Cypher projections work by first identifying the set of nodes you want to use (first clause), and then defining the relationships you want to consider (second clause). So you can use the projection to subset or filter your input graph.
In order to just consider person nodes for your closeness centrality calculation, you'll want to create a monopartite person to person projection. For example, something like:
CALL algo.closeness.stream(
'MATCH (p:PERSON) RETURN id(p) as id',
'MATCH (p1:Person)-[r]-(p2:Person) RETURN id(p1) as source, id(p2) as target',
{graph:'cypher'})
YIELD nodeId, centrality
(if you don't have one hop relationships between people, you may need something like MATCH (p1:Person)-->()<--(p2:Person)
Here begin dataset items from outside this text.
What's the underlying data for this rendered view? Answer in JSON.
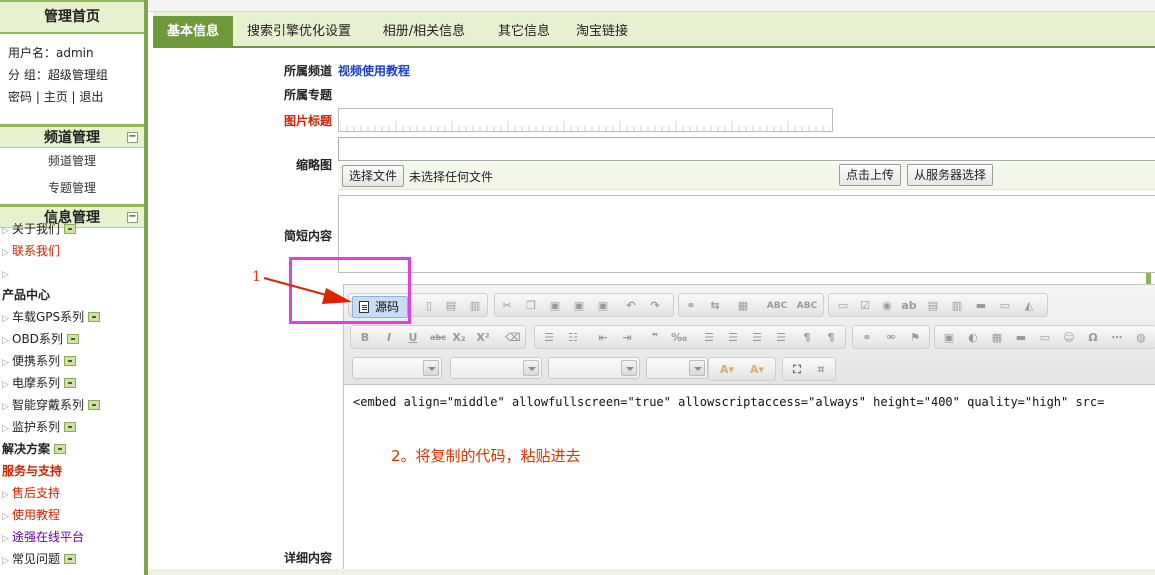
{
  "sidebar": {
    "header": "管理首页",
    "user": {
      "username_label": "用户名：admin",
      "group_label": "分   组：超级管理组",
      "links": [
        "密码",
        "主页",
        "退出"
      ]
    },
    "channel_section": {
      "title": "频道管理",
      "collapse": "−",
      "items": [
        "频道管理",
        "专题管理"
      ]
    },
    "info_section": {
      "title": "信息管理",
      "collapse": "−"
    },
    "tree": [
      {
        "label": "关于我们",
        "arrow": "▷",
        "color": "normal",
        "plus": true
      },
      {
        "label": "联系我们",
        "arrow": "▷",
        "color": "red",
        "plus": false
      },
      {
        "label": "",
        "arrow": "▷",
        "color": "normal",
        "plus": false
      },
      {
        "label": "产品中心",
        "arrow": "",
        "color": "bold",
        "plus": false
      },
      {
        "label": "车载GPS系列",
        "arrow": "▷",
        "color": "normal",
        "plus": true
      },
      {
        "label": "OBD系列",
        "arrow": "▷",
        "color": "normal",
        "plus": true
      },
      {
        "label": "便携系列",
        "arrow": "▷",
        "color": "normal",
        "plus": true
      },
      {
        "label": "电摩系列",
        "arrow": "▷",
        "color": "normal",
        "plus": true
      },
      {
        "label": "智能穿戴系列",
        "arrow": "▷",
        "color": "normal",
        "plus": true
      },
      {
        "label": "监护系列",
        "arrow": "▷",
        "color": "normal",
        "plus": true
      },
      {
        "label": "解决方案",
        "arrow": "",
        "color": "bold",
        "plus": true
      },
      {
        "label": "服务与支持",
        "arrow": "",
        "color": "redbold",
        "plus": false
      },
      {
        "label": "售后支持",
        "arrow": "▷",
        "color": "red",
        "plus": false
      },
      {
        "label": "使用教程",
        "arrow": "▷",
        "color": "red",
        "plus": false
      },
      {
        "label": "途强在线平台",
        "arrow": "▷",
        "color": "purple",
        "plus": false
      },
      {
        "label": "常见问题",
        "arrow": "▷",
        "color": "normal",
        "plus": true
      }
    ]
  },
  "tabs": [
    "基本信息",
    "搜索引擎优化设置",
    "相册/相关信息",
    "其它信息",
    "淘宝链接"
  ],
  "form": {
    "channel_label": "所属频道",
    "channel_value": "视频使用教程",
    "topic_label": "所属专题",
    "title_label": "图片标题",
    "thumb_label": "缩略图",
    "choose_file_button": "选择文件",
    "file_status": "未选择任何文件",
    "upload_button": "点击上传",
    "server_button": "从服务器选择",
    "short_label": "简短内容",
    "detail_label": "详细内容"
  },
  "editor": {
    "source_button": "源码",
    "code": "<embed align=\"middle\" allowfullscreen=\"true\" allowscriptaccess=\"always\" height=\"400\" quality=\"high\" src=",
    "toolbar_row1": [
      "↶",
      "↷"
    ],
    "icons_row2": [
      "B",
      "I",
      "U",
      "abc",
      "X₂",
      "X²"
    ]
  },
  "annotations": {
    "step1": "1",
    "step2": "2。将复制的代码，粘贴进去"
  },
  "colors": {
    "accent": "#6f9a3c",
    "sidebar_bg": "#e7f1cf",
    "highlight": "#e040e0",
    "note": "#dd3300"
  }
}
in your second query, or you could use similarity to create new person to person relationships as @ganesanmithun323 suggested).
I'm not sure what you mean by
I want the algorithm to find shortest paths in my graph induced by the "PERSON", "CITATION" and "BIOTERM" nodes, but computes the centrality measure only for the "PERSON" nodes.
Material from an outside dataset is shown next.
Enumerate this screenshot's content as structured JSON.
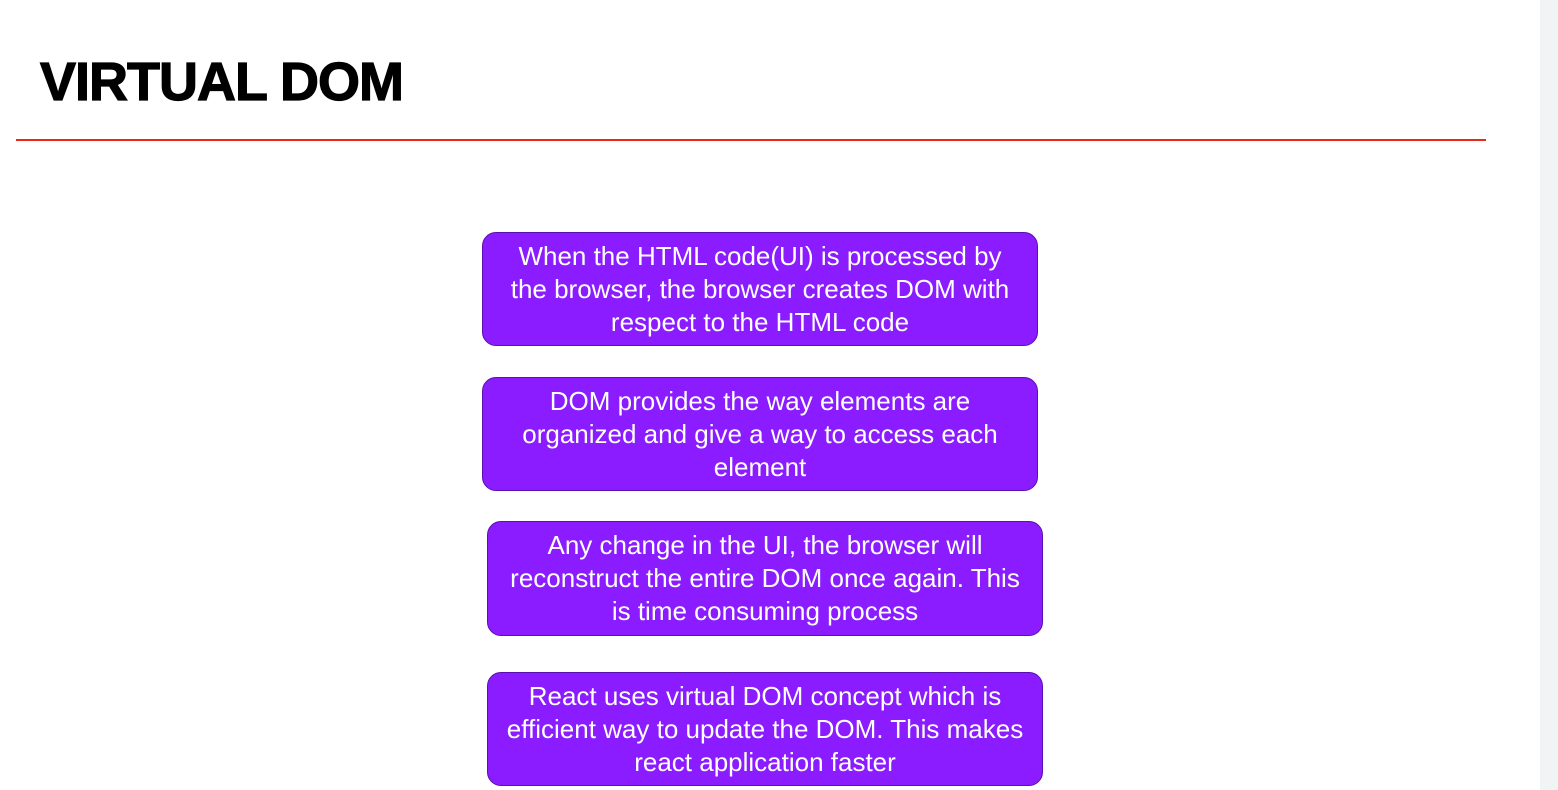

Since closeness centrality uses shortest paths in the calculation, I suspect what you're really looking for is to calculate closeness centrality across all paths, but only return the results for person nodes? In which case, you can limit that in the post processing with your YIELD/RETURN.
My recommendation would be to start by defining what exactly you want to use to calculate your closeness centrality score, then modify your data model accordingly to represent that.